Ana-babaya isyan

Hadis-i şeriflerde “ukûk” şeklinde geçen “ana-babaya isyan”; Allah’a (c.c.) şirk koşmaktan sonra, büyük günahlardan sayılmıştır. (Buhârî, Edeb, 6) Anne ve babanın gönlünü inciten, aradaki gönül bağını yıkan isyan, eziyet, hakaret gibi duygu ve davranışlar dinimizce uygun değildir.

Anne ve babamıza her türlü incitici söz, davranış ve tavırdan, en küçük görülen “üf” demek bile olsa uzak durmalıyız. Zira bu tavırlar dünyada bereket ve huzuru ve ahirette cennet nimetlerinden bizleri uzaklaştırır. Herkes anne ve babasına iyi davranmalı ve iyilikte bulunmalıdır. Onlardan biri veya her ikisi hastalanır veya yaşlanırsa, onların bu durumlarına hassasiyet gösterilmeli ve onlara tatlı ve gönül alıcı sözler söylenmeli, iyilik ve ihsanda bulunulmalıdır.

Dinimiz farklı dini inanca sahip olsalar bile evlâtlardan, anne ve babasına saygılı olmalarını emretmiştir.

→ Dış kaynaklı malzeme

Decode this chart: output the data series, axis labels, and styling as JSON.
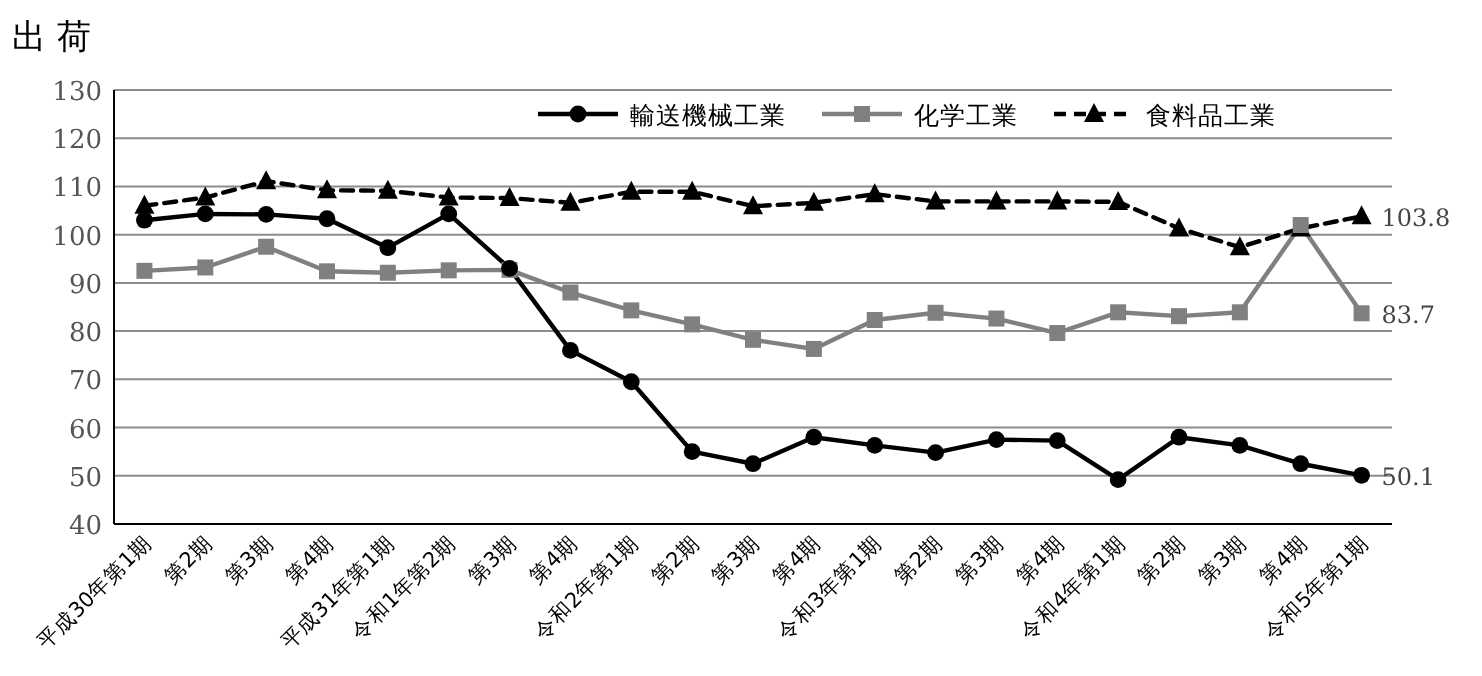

Bir evlat anne ve babasının hakkını ödeyemez. Zira anneler, evlâtlarını büyük sıkıntılar çekerek karınlarında taşır ve bin bir zorluklarla dünyaya getirirler. Büyütülüp yetiştirilip ve hayata hazırlanmamızda büyük çileler çektiklerinin bilincinde olalım. Onlar her saygı ve ikramı hak etmektedirler.